Uma Veerappan, a vice president at Flare Capital Partners, believes the companies achieving long-term success will be the ones that embed into clinical workflows, build defensible data assets and quickly figure out how to sell their technology.
Workflow integration is the key to sticky products.
Veerappan thinks healthcare tools should become embedded into operational systems rather than sitting on top of them.
“Healthcare, in particular, is an industry where any degree of friction causes issues with distribution, and also scale,” she remarked.

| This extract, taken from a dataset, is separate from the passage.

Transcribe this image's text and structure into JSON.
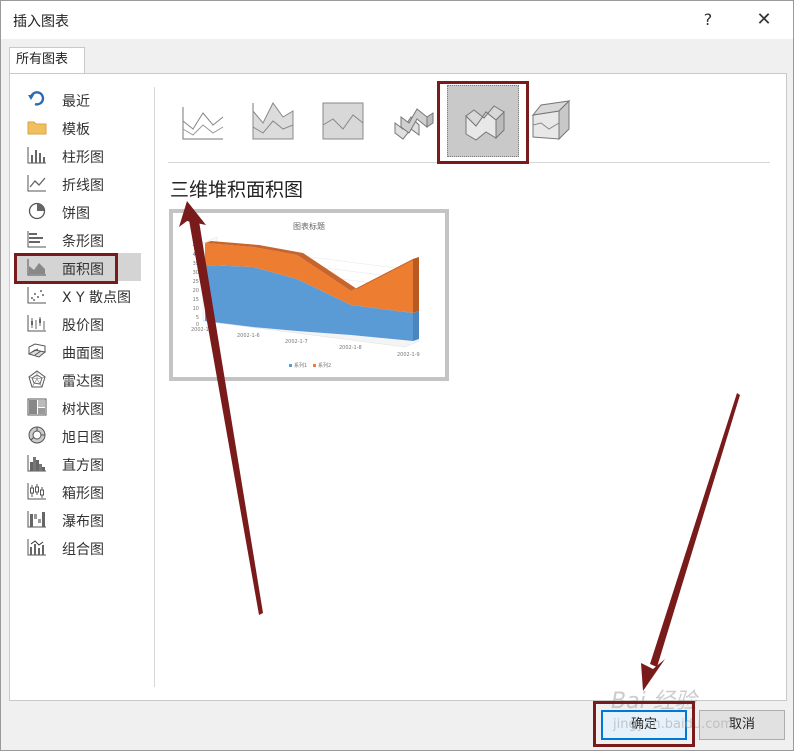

She cited the success of ambient AI scribes as an example. These solutions were designed to fit seamlessly into clinical workflows, then physicians adopted them quickly in an effort to reduce burnout. Clinical and financial ROI came later, not necessarily on day one, Veerappan noted.
Healthcare needs action-oriented tools, not more dashboards.
Clinicians are already inundated with various alerts and dashboards, which often become noise, Veerappan pointed out.
“Healthcare needs solutions that close the loop and actually carry out the action,” she declared.
She thinks tools that actually carry out tasks will likely have a greater workflow impact and clearer ROI.
Longitudinal data strategies could determine success.
Veerappan is hesitant to label categories as crowded because there are many AI solutions that may initially look commoditized. Instead, she evaluates startups based on whether they have a long-term data strategy, whether their product can generate a proprietary longitudinal dataset, and whether that data can become their defensible moat.
In other words, she looks for companies that can start with a single “wedge” product to gain adoption, then use the data generated through that product over time to build a broader platform that is difficult for competitors to replicate.
Distribution strategy is a major weakness for early startups.
One of the most common issues Veerappan sees in early-stage health tech companies is that they have strong technology but a weak sales and distribution strategy.
Her advice for founders is to invest early in go-to-market expertise, as well as to really understand who their buyer is and how to sell into them. Without that, Veerappan said even the best technology won’t succeed in healthcare.